File Auditing - Fast DB import and data manipulation

Discussion in 'Ruby' started by bcorrigan78@gmail.com, Mar 20, 2006.

  1. Guest

    Hey Folks,

    Im looking for some suggestions here. I need to process 200 GZ
    compressed files each day that contain comma delimited information in
    the following format:
    HostName, FileName, DirName, Modified_On

    Each file contains upwards of 200K rows. I need to compare this
    information to the information recieved the day before to look for
    files that have changed.

    My current plan was to:
    ##
    do read file and uncompress line
    do import line into Mysql
    end
    end
    run several comparison queries to find changes save changes to a table
    automatically review changes based on rules, and those that are
    leftover are unauthorized.
    ##

    The MYSQL Import is SLOOOOW. Its taking 10 minutes per file.
    Extrapolating this, it will take 2000 minutes, or 33 hours each day to
    do just the import. Unfortunately, earth days only have 24 hours.

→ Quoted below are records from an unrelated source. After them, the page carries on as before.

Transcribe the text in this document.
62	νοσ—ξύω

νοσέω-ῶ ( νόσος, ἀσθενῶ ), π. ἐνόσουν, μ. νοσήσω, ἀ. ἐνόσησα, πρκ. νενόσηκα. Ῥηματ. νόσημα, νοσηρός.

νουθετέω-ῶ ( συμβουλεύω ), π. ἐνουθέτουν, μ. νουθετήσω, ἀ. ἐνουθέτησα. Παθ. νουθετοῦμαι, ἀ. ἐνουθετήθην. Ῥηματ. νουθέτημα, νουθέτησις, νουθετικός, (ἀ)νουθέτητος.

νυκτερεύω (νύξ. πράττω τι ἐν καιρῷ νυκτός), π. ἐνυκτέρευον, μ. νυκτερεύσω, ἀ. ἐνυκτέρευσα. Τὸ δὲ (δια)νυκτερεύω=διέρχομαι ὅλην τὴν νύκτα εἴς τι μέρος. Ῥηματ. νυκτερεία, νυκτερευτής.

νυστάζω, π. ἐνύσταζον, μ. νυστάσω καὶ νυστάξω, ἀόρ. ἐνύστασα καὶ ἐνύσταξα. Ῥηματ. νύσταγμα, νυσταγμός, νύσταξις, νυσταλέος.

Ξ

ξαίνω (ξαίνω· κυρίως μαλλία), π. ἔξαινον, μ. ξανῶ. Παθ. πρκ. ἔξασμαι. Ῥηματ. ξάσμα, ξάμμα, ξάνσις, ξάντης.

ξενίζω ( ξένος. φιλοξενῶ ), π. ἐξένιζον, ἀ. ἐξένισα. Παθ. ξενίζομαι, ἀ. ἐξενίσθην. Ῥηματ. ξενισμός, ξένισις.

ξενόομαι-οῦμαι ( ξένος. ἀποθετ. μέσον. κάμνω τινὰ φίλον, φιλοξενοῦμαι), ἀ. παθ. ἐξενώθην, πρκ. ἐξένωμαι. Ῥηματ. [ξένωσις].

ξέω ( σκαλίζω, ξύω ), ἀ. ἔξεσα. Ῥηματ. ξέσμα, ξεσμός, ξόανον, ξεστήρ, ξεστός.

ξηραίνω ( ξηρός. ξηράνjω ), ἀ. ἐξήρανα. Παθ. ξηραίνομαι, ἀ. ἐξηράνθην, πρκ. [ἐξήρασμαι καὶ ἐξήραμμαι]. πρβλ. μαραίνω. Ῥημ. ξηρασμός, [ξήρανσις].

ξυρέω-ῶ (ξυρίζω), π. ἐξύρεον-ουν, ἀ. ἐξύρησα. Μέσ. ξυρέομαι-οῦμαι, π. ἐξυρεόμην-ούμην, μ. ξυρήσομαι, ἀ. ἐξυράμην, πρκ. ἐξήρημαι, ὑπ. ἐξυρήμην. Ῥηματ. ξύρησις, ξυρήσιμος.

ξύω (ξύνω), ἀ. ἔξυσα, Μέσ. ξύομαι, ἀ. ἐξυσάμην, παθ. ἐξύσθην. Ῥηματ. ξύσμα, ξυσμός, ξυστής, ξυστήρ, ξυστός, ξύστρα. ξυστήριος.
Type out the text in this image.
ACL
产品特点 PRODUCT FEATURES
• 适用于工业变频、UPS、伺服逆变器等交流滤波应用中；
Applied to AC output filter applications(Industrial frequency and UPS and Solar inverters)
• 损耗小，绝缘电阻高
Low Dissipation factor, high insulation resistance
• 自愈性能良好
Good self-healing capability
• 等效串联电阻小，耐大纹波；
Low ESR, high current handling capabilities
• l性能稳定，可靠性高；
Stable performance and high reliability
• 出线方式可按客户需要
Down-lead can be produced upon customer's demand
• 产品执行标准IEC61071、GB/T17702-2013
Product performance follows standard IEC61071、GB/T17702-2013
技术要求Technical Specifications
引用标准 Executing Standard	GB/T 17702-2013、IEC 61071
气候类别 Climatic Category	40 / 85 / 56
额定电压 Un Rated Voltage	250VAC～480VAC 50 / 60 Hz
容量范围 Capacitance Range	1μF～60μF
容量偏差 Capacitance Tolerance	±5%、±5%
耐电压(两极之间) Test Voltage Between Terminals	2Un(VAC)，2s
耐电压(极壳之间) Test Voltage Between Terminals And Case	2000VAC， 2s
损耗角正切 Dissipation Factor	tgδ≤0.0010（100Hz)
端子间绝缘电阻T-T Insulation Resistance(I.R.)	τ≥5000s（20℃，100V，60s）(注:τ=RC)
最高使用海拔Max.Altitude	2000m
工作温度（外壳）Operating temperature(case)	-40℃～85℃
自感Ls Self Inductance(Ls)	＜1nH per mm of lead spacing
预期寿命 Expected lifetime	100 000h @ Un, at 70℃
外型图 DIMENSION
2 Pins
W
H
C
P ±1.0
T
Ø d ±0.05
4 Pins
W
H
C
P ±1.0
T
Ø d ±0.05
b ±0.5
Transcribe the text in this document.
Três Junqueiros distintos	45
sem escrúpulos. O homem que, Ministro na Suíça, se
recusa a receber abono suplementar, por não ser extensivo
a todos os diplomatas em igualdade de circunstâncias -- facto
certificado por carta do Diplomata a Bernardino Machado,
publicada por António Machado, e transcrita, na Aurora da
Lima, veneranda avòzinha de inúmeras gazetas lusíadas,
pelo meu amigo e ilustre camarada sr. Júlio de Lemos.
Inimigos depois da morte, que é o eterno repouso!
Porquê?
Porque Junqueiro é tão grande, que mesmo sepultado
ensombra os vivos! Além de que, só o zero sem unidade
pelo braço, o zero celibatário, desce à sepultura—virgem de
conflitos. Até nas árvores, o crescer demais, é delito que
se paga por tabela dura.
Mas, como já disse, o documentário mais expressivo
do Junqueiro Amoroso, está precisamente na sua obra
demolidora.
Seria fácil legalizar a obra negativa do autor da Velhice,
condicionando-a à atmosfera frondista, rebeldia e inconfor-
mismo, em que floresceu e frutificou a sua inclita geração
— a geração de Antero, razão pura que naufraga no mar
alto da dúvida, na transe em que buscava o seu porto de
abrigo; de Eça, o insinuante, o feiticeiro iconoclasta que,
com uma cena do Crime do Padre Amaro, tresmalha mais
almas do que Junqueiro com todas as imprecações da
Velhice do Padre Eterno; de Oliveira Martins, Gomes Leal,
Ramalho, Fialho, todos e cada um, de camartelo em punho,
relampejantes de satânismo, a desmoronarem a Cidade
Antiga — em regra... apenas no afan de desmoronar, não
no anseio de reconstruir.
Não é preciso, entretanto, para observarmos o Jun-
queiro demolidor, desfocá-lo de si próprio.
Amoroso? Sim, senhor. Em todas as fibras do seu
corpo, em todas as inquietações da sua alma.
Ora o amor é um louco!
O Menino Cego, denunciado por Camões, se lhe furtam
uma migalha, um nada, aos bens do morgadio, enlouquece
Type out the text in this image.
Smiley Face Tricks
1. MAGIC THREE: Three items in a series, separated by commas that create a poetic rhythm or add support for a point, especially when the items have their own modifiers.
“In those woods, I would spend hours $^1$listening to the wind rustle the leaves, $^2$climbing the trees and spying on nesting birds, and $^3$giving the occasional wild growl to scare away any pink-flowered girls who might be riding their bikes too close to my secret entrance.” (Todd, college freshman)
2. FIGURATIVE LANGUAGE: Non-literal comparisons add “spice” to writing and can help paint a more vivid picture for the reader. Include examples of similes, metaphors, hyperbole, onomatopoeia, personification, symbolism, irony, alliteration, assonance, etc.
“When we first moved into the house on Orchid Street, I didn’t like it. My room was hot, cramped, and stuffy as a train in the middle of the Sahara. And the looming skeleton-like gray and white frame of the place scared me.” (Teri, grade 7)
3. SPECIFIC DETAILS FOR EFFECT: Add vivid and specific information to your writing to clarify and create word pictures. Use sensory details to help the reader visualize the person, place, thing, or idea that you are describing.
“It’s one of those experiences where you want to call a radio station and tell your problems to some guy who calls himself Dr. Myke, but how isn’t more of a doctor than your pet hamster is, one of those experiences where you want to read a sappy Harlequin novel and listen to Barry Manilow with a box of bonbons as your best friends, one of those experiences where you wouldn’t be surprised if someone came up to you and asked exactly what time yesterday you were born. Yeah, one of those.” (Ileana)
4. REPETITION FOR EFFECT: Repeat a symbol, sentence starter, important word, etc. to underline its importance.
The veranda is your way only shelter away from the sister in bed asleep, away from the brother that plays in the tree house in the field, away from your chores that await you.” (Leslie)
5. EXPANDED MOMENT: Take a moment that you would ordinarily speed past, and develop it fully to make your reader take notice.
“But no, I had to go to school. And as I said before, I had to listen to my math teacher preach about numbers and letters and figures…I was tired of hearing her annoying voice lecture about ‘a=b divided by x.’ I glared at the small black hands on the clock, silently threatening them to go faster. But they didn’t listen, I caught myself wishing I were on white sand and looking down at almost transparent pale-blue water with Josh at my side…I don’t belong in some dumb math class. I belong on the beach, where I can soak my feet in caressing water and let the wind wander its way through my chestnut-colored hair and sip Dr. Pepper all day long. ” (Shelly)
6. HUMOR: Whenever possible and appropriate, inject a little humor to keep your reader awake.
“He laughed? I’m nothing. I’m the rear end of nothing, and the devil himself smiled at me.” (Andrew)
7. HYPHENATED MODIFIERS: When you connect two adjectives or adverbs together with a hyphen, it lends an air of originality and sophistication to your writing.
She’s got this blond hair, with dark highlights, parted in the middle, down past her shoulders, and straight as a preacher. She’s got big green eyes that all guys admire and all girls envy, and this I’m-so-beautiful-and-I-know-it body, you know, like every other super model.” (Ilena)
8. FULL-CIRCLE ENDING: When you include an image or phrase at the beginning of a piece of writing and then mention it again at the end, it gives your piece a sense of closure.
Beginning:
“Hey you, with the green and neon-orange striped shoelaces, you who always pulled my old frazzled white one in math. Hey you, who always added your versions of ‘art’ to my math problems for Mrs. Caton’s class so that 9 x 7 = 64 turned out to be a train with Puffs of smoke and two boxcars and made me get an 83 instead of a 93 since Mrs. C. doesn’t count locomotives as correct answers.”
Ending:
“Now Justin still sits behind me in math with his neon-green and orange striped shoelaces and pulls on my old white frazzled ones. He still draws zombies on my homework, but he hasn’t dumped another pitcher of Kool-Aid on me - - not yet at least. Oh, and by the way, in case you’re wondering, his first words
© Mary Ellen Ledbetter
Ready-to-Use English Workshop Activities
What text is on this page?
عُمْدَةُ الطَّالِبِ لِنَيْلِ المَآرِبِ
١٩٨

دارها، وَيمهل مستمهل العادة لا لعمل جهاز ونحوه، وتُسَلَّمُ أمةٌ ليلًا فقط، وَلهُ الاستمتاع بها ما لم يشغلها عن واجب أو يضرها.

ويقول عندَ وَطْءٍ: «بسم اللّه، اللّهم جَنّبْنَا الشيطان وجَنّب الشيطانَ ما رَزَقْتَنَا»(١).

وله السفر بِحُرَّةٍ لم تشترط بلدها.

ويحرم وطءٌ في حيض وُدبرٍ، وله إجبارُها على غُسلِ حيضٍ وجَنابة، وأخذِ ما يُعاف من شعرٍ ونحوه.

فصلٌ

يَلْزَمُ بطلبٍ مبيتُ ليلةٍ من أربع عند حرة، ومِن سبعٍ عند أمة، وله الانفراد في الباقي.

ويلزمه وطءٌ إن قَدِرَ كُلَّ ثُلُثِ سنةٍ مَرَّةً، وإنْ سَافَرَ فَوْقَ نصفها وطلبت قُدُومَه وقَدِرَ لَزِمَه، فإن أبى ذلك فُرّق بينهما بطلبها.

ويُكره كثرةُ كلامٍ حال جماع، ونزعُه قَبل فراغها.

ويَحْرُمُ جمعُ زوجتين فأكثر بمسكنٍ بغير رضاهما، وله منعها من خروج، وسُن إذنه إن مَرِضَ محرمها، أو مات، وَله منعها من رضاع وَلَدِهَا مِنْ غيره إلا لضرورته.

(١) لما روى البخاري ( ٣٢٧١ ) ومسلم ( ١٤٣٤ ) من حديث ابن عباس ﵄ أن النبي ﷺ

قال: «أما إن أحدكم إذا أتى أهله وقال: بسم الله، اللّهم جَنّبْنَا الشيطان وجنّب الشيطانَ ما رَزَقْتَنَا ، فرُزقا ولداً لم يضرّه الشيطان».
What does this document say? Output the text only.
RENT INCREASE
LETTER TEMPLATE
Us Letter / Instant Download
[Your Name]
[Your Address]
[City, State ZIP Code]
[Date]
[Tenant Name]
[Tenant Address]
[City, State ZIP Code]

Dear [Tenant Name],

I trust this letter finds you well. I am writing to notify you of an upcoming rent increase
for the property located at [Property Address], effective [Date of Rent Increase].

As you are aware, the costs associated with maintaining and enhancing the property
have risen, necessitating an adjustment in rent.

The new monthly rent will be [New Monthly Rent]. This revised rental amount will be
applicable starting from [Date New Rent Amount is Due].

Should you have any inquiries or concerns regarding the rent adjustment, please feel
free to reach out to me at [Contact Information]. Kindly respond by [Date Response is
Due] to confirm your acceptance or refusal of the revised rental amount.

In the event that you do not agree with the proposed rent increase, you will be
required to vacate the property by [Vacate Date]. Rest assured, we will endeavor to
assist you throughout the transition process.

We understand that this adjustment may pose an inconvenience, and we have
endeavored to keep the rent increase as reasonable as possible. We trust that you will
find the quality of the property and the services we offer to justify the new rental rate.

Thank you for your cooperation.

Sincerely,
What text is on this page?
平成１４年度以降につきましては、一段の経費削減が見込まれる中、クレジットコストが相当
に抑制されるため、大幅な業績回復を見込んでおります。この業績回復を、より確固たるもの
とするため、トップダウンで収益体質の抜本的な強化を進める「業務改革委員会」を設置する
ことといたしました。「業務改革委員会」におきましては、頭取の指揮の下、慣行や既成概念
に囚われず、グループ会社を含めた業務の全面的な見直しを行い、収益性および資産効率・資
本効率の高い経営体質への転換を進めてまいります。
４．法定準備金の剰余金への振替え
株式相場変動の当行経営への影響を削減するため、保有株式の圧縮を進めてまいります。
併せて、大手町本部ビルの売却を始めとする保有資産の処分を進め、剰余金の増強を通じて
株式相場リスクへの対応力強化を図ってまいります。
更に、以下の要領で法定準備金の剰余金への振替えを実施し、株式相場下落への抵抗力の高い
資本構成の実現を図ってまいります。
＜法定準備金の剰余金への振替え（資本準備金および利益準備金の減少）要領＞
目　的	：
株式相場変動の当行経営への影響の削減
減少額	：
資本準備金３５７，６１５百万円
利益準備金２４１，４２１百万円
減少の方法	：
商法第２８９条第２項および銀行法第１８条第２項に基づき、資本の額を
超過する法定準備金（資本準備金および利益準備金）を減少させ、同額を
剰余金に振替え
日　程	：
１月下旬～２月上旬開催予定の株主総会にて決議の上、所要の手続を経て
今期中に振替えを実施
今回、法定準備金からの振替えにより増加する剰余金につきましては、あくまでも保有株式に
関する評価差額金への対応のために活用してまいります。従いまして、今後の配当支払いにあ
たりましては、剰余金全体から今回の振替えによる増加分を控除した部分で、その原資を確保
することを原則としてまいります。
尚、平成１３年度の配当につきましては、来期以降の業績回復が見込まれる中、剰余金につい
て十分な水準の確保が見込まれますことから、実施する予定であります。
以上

    So, I need some way to compare todays file, to yesterdays and see
    changes. Any good way to do this using the text files and skip the
    import process? Im worried that this will slow down the comparison
    process, but I'd like to try it....

    Thanks :)

    Brian
     
    , Mar 20, 2006
    #1
    1. Advertising

  2. Corey Lawson Guest

    Well, if you're doing it on *nix, use the 'diff' command. On Windows,
    use 'fc', and write some other code to handle the differences. Loading
    the files into the database is not the best way forward. Use 'gunzip'
    on either system (you'll need to download gunzip from gnuwin32
    (http://gnuwin32.sourceforge.net/packages.html. Heck, might as well
    download the package with diff and grep in it as well).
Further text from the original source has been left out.